On March 16, the U.S. Embassy in Mexico said it would suspend routine immigrant and non-immigrant visa services due to COVID-19, potentially cutting off seasonal and migrant agricultural workers through the H-2A visa program.
Dan Fazio, CEO of Wafla — formerly the Washington Farm Labor Association — told the Capital Press that the USDA is working with the State Department to obtain an emergency designation for H-2A visas, which would allow temporary farmworkers to continue entering the country.
"We've got to get these people here in May so we can have a harvest in October," Fazio said.
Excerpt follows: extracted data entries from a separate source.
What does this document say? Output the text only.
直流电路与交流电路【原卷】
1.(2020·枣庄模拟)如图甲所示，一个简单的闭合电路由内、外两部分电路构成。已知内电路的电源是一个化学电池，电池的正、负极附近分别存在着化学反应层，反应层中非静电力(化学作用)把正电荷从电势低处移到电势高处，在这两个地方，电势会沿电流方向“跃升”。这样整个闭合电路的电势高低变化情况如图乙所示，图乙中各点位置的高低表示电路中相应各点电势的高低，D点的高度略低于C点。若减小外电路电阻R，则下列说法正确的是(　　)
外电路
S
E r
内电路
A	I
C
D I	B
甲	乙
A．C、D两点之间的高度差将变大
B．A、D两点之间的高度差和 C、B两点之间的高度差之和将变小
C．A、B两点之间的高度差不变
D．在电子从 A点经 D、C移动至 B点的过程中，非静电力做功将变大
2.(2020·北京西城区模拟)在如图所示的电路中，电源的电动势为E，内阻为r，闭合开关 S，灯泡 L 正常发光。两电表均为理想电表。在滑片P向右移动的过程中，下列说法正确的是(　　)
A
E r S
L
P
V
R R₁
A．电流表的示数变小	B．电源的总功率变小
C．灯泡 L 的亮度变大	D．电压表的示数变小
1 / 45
Washington state had over 25,000 H-2A labor certifications in 2019, which accounted for 25% of seasonal workers, Fazio said. So far this year, Wafla has brought in more than 5,000 H-2A workers, with the biggest wave still to come in late May for the start of cherry harvest.
Agriculture is a baseline industry, Fazio said, and any disruptions would trickle down throughout the economy.
Spring is also peak shipping season for Oregon's $995 million greenhouse and nursery industry. Jeff Stone, executive director of the Oregon Association of Nurseries, said it is already difficult to find workers willing to package products and load trucks. With coronavirus potentially stalling the H-2A program, he said it only adds to the pressure.
"All this really shows is the fragility of the workforce," Stone said. “This adds a layer of worry. I feel for every business.”